Thanks for the vids, when you say temperature is the only condition effecting kc why doesn't pressure effect it? as surely the equilibrium will shift depending on number of moles therefore changeingthe amounts of reactants and products
Sebastian Owen i think it's because the equilibrium constant is only a measure of concentration so although there are moles the constant won't change by it.dunno why temperature changes it
Because pressure has the same effect as concentration, its the change of the amount of molecules in a given volume therefore would not have an effect on Kc because the pressure of the molecules on the opposite reaction would change too
Sir, Ples may you me reply me? @14:04 i don'nt understand why you subtracted 0.380 and 0.14. Isn't the question asking about how much hydrogen is used to come to an equibrium?
+MaleVip We know that 0.07 moles of carbon monoxide reacted in reaching equilibrium. Because the ratio of carbon monoxide to hydrogen is 1:2, that means that 0.14 moles of hydrogen must have reacted.

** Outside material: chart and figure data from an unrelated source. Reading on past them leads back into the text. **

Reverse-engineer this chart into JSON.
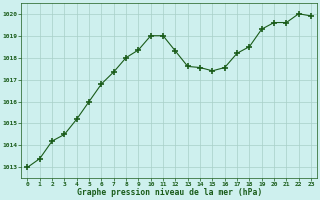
{
  "x": [
    0,
    1,
    2,
    3,
    4,
    5,
    6,
    7,
    8,
    9,
    10,
    11,
    12,
    13,
    14,
    15,
    16,
    17,
    18,
    19,
    20,
    21,
    22,
    23
  ],
  "y": [
    1013.0,
    1013.4,
    1014.2,
    1014.5,
    1015.2,
    1016.0,
    1016.8,
    1017.35,
    1018.0,
    1018.35,
    1019.0,
    1019.0,
    1018.3,
    1017.6,
    1017.55,
    1017.4,
    1017.55,
    1018.2,
    1018.5,
    1019.3,
    1019.6,
    1019.6,
    1020.0,
    1019.9
  ],
  "line_color": "#1a5c1a",
  "marker": "+",
  "marker_size": 4,
  "marker_lw": 1.2,
  "bg_color": "#cef0ee",
  "grid_color": "#a8cfc8",
  "xlabel": "Graphe pression niveau de la mer (hPa)",
  "xlabel_color": "#1a5c1a",
  "tick_color": "#1a5c1a",
  "ylim": [
    1012.5,
    1020.5
  ],
  "xlim": [
    -0.5,
    23.5
  ],
  "yticks": [
    1013,
    1014,
    1015,
    1016,
    1017,
    1018,
    1019,
    1020
  ],
  "xticks": [
    0,
    1,
    2,
    3,
    4,
    5,
    6,
    7,
    8,
    9,
    10,
    11,
    12,
    13,
    14,
    15,
    16,
    17,
    18,
    19,
    20,
    21,
    22,
    23
  ]
}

Because there were initially 0.38 moles of hydrogen, the amount at equilibrium would be 0.38-0.14. Get it?
i will try and explain this: so, an increase in the concentration of products (or a decrease in the reactants) will cause Kc to increase. but a decrease in the concentration of products (or a increase in the reactants) will cause Kc to decrease. you should also note that you can find out if the products/reactants are being increased/decreased using Le Chateliers. hope this helped xx
@@areebaa1595 conc doesn't have an effect on Kc value... What you're saying is correct form equilibrium, howevever, temp does have an effect the Kc value but only temp
Excuse me sir, but the question at 12:00 is confusing me. If the hydrogen lost 0.14mols then surely the methanol will have gained those moles aswel as the moles lost from the carbon monoxide? totalling at 0.21 moles of ethanol?
@@joana359 do you know why before equilibrium, there are 2.5 moles in total of reactants and products but then at equilibrium (11:31) there are 2.9 moles in total? How does that make sense?
+Nía Feisal As that is for the H2 and there is 2 moles of H2 in the equation so the concentration of H2 (in the equation for Kc) is squared. But the one next to it (which is the Concentration of CO) is not squared as there is only one mole of CO in the equation so the concentration of CO is to the power of 1 (so not squared). Hope this helps!!